With barely a spoken or written word, artist Kelly Greene, BFA’94, tells stories of ceremony, belief, resilience, defiance, sustainability, hidden histories and identity.
There is her interpretation of the laundry room at the Mohawk Institute residential school where her grandmother was once a resident: an installation with ceremonial ribbons hanging from a shawl that could be a Canadian flag, except for the three eagle feathers in place of the maple leaf.
And they include, for example, Greene’s re-imagined $10 bill that features photos of young Thomas Moore Keesick upon his arrival in residential school and a couple of years later, superimposed on a sea of Indigenous children’s faces.

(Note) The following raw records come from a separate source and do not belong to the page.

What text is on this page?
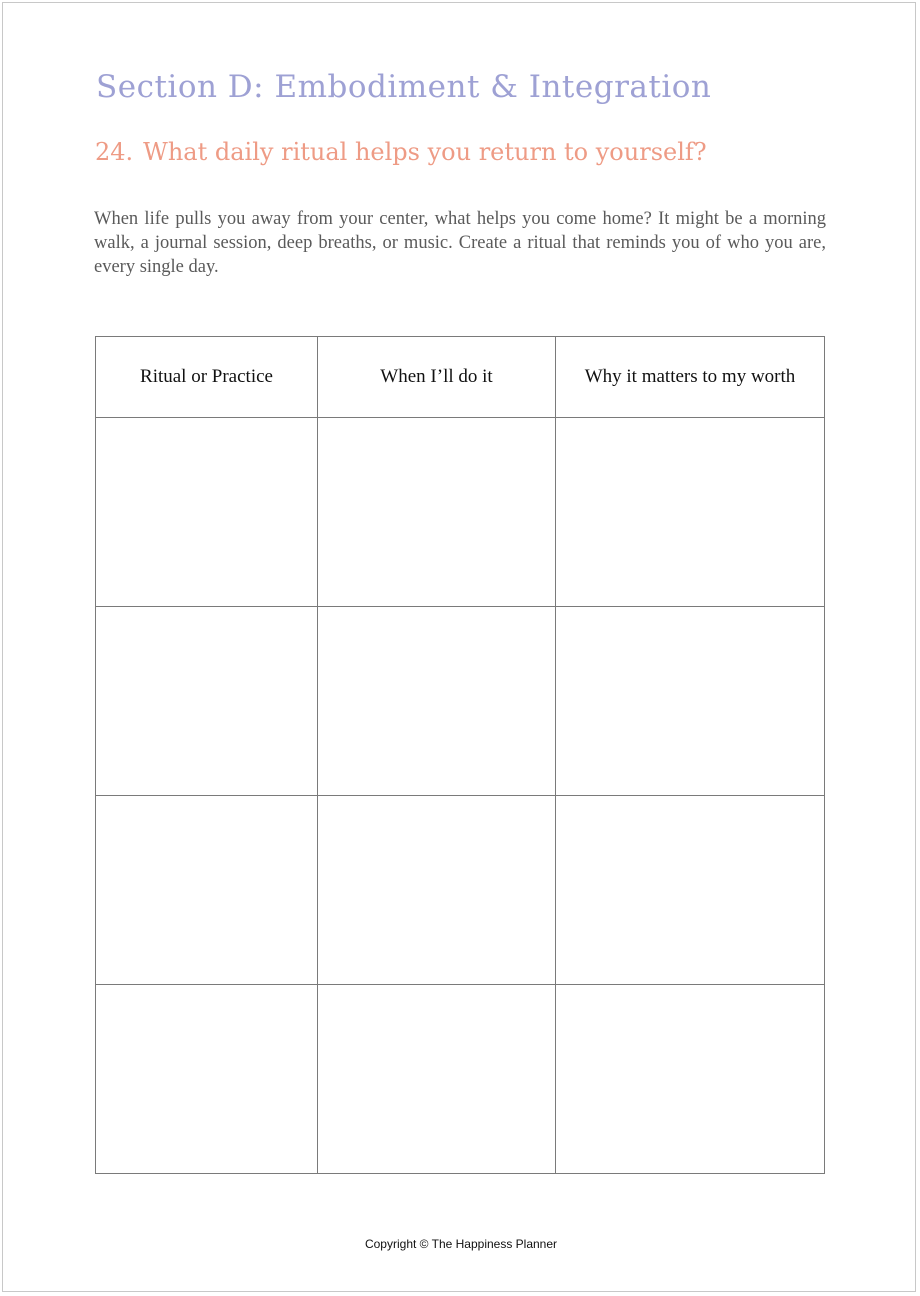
Section D: Embodiment & Integration
24. What daily ritual helps you return to yourself?

When life pulls you away from your center, what helps you come home? It might be a morning walk, a journal session, deep breaths, or music. Create a ritual that reminds you of who you are, every single day.

Ritual or Practice	When I’ll do it	Why it matters to my worth

Copyright © The Happiness Planner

“I look on my visual art as a statement but if people see a story in it, I am so pleased,” said Greene, a Haudenosaunee member of Six Nations Reserve in Ohsweken, Ont.
Greene has been named Western’s first Indigenous artist-in-residence, a role that includes creating art and sharing it with the Western and broader communities. She said the role will also entail learning, teaching and listening.
An artist’s journey
Greene was born in Buffalo, N.Y., and raised mostly in Albuquerque, N.M., where she attended the University of New Mexico before moving to Ontario to complete her BFA at Western in 1994.
She was inspired by a host of Western art professors, including Helmut Becker, whose Iroquios Solar Long House installation inspired Greene and Becker to have a conversation about art and Indigenous identity.
Her graduation exhibition became the Indigenized Iroquois Solar Long House, 1994 version – a 2012 iteration of which is on permanent display at the Woodland Cultural Centre in Brantford.
The cultural centre was where she began her education and awareness of her Haudenosaunee identity, learning from other artists’ submissions of traditional work reflecting beliefs, stories and ceremonies as well as contemporary work that revealed strength and perseverance. Encouraging her along the way were Woodland’s founding director Tom Hill, as well as succeeding directors, including Judy Harris, Janis Monture, Naomi Johnson and Paula Whitlow.
She also received instruction and encouragement from Western professor-artists and mentors Becker, David Merritt, Wyn Geleynse, Alice Mansell, Cyril Reade and Sheila Butler.
Greene has exhibited in Canada and the United States for more than 25 years in solo and group exhibits at the Woodland Cultural Centre, at Western’s McIntosh Gallery and as far afield as Banff, Alta., Vancouver, Toronto, Santa Fe, N.M., and Howes Cave, N.Y. Her work is in several public and private collections, and she has been awarded grants from the Canada Council for the Arts and the Ontario Arts Council.
Visual arts chair Alena Robin said the request for an Indigenous artist-in-residence is a priority based on the faculty’s commitment to anti-racism and the recommendations of the Indigenous Truth and Reconciliation Commission.
“She brings her dynamism to the position of Indigenous artist in residence, and an eagerness to create new installations and interactive sculptures.
“Her works introduce elements of humour and nostalgia, and a hint of irreverence. We look forward to seeing the works she creates during her artistic residency.”
Full circle
As part of her ‘Deception, Reality & Regeneration’ prices says, “Our languages, cultures and traditions are still alive. We are still alive!” And as her return to Western brings her full circle academically, she is still travelling forward in exploring her Indigenous roots.
During the year, she hopes to connect with Western’s Office of Indigenous Initiatives, participate in weaving and traditional artforms, and learn more of the Mohawk language.
She envisions group exhibits, guest lectures, workshops, classes and open studios. “Because this is the first Indigenous artist residency, it’s all an open field. I am so grateful, and this is an honour.”
Her themes as an artist include connections with the natural world as an extension of the spiritual world, and of the environmental harm humans are wreaking. Colonization and industrialization are all linked, she said, and some of her art strive to address and redress that damage.
“We are of the Earth, we live on the Earth, and the Earth is our mother. We’re reliant on her and she has given birth to all of us. We need to take care of her.”